In short, you just add a post-update script in the hooks/ folder inside your repo. Mine looks like this:

#!/bin/bash

BLOG="/srv/www/mattryall.net/www"
export GIT_DIR=$BLOG/.git

pushd $BLOG >/dev/null
echo "Updating working copy in $BLOG"
git pull
echo "Rebuilding site"
./mr rebuild
./mr test
popd >/dev/null

Under the hood, this uses my mr script to rebuild and test the site after an update.

Serving pre-built HTML pages rather than CGI

A few months ago, one of my articles reached the front page of Hacker News. When some 12,000 visitors arrived at my site to read about why wireless networks are slow, serving all these people required more resources than necessary and served the content slower than I would have liked.

My site changes relatively rarely, so I’m switching from generating all the content dynamically to storing static HTML pages on disk and only regenerating them whenever the site content changes. This is one commonly cited difference between the two popular blog software options: WordPress and Movable Type. MT generates static pages by default while WordPress generates dynamic pages.

This required a little bit of work to remove dynamic content from the pages. Everything that is dynamic — like the Twitter and Flickr content on the right-hand side — is now generated via JavaScript from content served statically from the server.

The performance improvement is significant. It can be best seen with the Pingdom results which, once you exclude latency, have dropped from 450ms down to a handful of milliseconds.

You can also see the improved performance in the X-Response-Time header which is served with every response. It shows the time taken to serve the response on the server in microseconds. Here’s a response for the front page which took 562┬Ás to serve from disk:

X-Response-Time: D=562

Setting this up to measure your site’s server-side speed is extremely easy. Just add the following to your .htaccess, as described in the Apache documentation:

Header add X-Response-Time "%D"

There is more work remaining here. I want to use the now-common practice of serving CSS and JS with a far-future Expires header on a single-use URL. I also need to fix a few things around the commenting: the “your comment is being moderated” message is broken, and I want to hook it up so I don’t have to rebuild the site manually after approving a comment.

New Atom feeds

I’ve never really liked the feeds that were generated by this site. They tried to conform to various versions of the RSS specification, but at different times that required a number of weird things.

First, I didn’t want to include author email addresses in my feeds, particularly for comment authors. However, RSS defines the author field as simply being an email address, with an optional name. I’m not sure how exactly, but I ended up with the form ‘noreply@example.org (Matt Ryall)’ for post and comment authors. This works well in some contexts, but not so well in others.

Second, it uses a funny date format. In the words of the specification:

All date-times in RSS conform to the Date and Time Specification of RFC 822, with the exception that the year may be expressed with two characters or four characters (four preferred).

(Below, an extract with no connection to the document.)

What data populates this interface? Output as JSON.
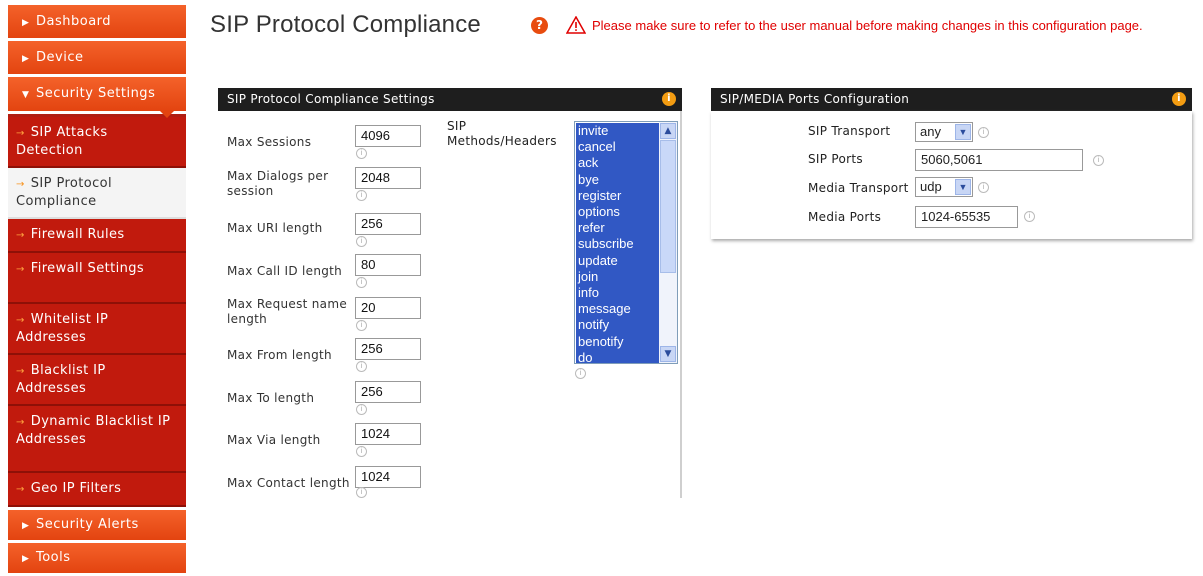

RFC 822 doesn’t support four-digit years, so in the words of the RSS spec: “All date-times in RSS conform to … RFC 822” — except if you use the “preferred” format, in which case none of them will. Great.

RFC 822 also isn’t a specification that is known for providing a model date-time format for use in other specifications. It’s an early RFC for “Internet Mail” — email. The RFC has almost nothing to do with date formats, and only includes a very short section on it.

The date format itself is also no particularly logical or good. It is ordered illogically, has unnecessary punctuation, is locale-specific because it uses English day and month names, and supports “GMT” as a time zone name but not “UTC”. Here’s an example: Wed, 07 Sep 11 18:24 GMT. This format is hard to parse and harder than necessary to produce.

All this is frustrating because there has always been a significantly better option available. ISO 8601, the international standard for date-time formatting, was standardised in 1988, almost 10 years before the first version of RSS was published.

Lastly, some versions of RSS don’t support important metadata like author information and publishing date. To maximise compatibility, I ended up embedding certain kinds of information using alternative XML namespaces like Dublic Core and Atom.

None of this felt right, and none of it felt like I was publishing my content in a form that was easy for clients to consume.

With the move to static content generation, I rewrote the feed building code to generate static Atom files. Atom solves almost all my gripes with feed generation, although it still has some warts around unique ID generation.

The new feeds are: article feed and comments feed. Clients that respect permanent redirects should update themselves to the new URLs automatically.